Critique : "Playboy" de Fireboy DML - Rolling Stone

En février, la pop star nigériane en herbe Fireboy DML a illuminé les scènes à travers les États-Unis lors de sa première tournée américaine, après deux albums bien accueillis et un énorme one, « Pérou », (dont les remixes incluent Ed Sheeran, 21 Savage et Blxst). Soutenu par un groupe incroyable, les spectacles en immediate de Fireboy DML amplifient la enthusiasm dans son écriture et son talent dans la composition de ses morceaux souvent amoureux – vous pouvez avoir un aperçu de leur sens du spectacle dans son concert Little Desk (Household) partagé au printemps. Sur Playboy, sa dernière sortie, Fireboy contemple et célèbre sa montée en puissance. Ses nouvelles chansons sur les nouveautés de sa récente ascension sont des confessionnaux doux et fluides qui rendent l’Afropop facile à écouter.

Critique : « Playboy » de Fireboy DML – Rolling Stone

Heureusement, sur Playboy, Fireboy revient en forme, donnant la priorité aux sons du continent et des Caraïbes, comme il l’a fait lors de ses superbes débuts en 2019, Rires, larmes et chair de pouleau lieu des saveurs pop et R&B additionally occidentales qu’il a expérimentées sur son dernier album, 2020 Apollon. Pourtant Playboy est terminé par une ballade tourbillonnante d’un côté et un numéro de smooth-rock-nb de l’autre (la dernière chanson beaucoup moreover attrayante que les dramatiques de la chanson Disney de la première), Fireboy se produit principalement sur une output qui fulfilled l’accent sur les percussions revigorantes d’Afrobeats et synthés de balayage.
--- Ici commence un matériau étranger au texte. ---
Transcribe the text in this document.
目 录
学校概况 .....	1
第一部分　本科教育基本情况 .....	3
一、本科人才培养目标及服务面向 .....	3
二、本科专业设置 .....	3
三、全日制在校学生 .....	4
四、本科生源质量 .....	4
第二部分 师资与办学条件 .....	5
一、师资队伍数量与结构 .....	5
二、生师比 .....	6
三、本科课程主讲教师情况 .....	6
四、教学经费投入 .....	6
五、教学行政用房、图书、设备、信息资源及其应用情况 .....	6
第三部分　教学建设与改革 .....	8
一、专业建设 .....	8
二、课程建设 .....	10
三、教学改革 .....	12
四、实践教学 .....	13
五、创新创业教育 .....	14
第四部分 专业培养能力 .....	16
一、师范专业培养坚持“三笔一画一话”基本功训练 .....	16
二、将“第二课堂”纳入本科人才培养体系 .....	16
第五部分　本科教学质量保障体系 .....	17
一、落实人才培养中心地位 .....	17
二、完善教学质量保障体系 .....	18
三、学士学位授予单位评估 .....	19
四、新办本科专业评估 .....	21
Des chansons comme « Sofri », « Compromise » et « Ashawo » sont des exemples particulièrement agréables de cette formule, avec Fireboy chevauchant confortablement leurs rythmes, chantant des histoires suaves de poursuite de la romance sur la route.

Tout au extensive de l’album, l’écriture de Fireboy est propre et incisive, dansant entre l’anglais, le pidgin et son yoruba natal. Il peut être grave et réfléchi, comme lorsqu’il admet qu’il a du mal à s’adapter à la célébrité lors de l’ouverture, « Improve ». Il peut être sournois, comme dans « Ashawo », où il attribue l’infidélité mutuelle à l’alcool et aux attitudes lâches. Bien que le butin de la célébrité – à savoir l’accès aux femmes intéressées – semble gâcher les relations qui lui tiennent à cœur, par la fin puissante de l’album, « Glory », Fireboy surmonte la peur et la tentation de voir la vraie victoire du succès : « Maintenant, je l’ai fait, et je vivrai éternellement. Quel que soit le mode dans lequel il se trouve, Fireboy a toujours un son sérieux et attachant.

Pour autant Playboy offre cependant une histoire et des vibrations, Playboy manque parfois de zèle, principalement en raison de problèmes de séquençage. Lorsque le chanteur s’attarde dans une poche familière d’Afropop à mi-tempo près du centre de l’album, une série de quatre chansons de « Adore » à « Compromise », la monotonie peut obscurcir les éléments qui rendent chaque morceau bon et unique. Mais même sur les entrées les moins impressionnantes, il y a des aperçus d’excitation, comme lorsque le trille de Fireboy se transforme en un couplet sautillant de style rap sur « Diana », ou lorsque ses harmonies résonnent dans « Adore ». Sur des longueurs d’ondes similaires, ces morceaux donnent à l’album un sentiment de cohésion, au prix de l’hétérogénéité. Les explorations réussies de Fireboy du rythme et du ton dans des chansons à additionally haute énergie « Bandana », « Playboy » (les deux singles), « Timoti » et « Afro Highlife » auraient porté leurs fruits encore additionally dispersés furthermore uniformément.

Il y a peu de malheurs purs et simples sur Playboy. Un raté est « Havin ‘Fun », qui puise dans un groove reggae-pop qui semble sucré et daté. Ensuite, le placement répétitif du solitary à succès « Pérou » et son remix avec Ed Sheeran sur le même album sont également perturbateurs et ressemblent plus à un stratagème pour renforcer les numéros de streaming qu’à un effort pour créer un récit. Malgré ces choix, le troisième album de Fireboy conserve un solide mélange de chansons charmantes et de narration engageante. Pour un jeune homme qui dit n’être passé que récemment du marchandage pour trouver un endroit où dormir à investir dans l’immobilier, c’est un succès bien mérité qui mérite d’être célébré.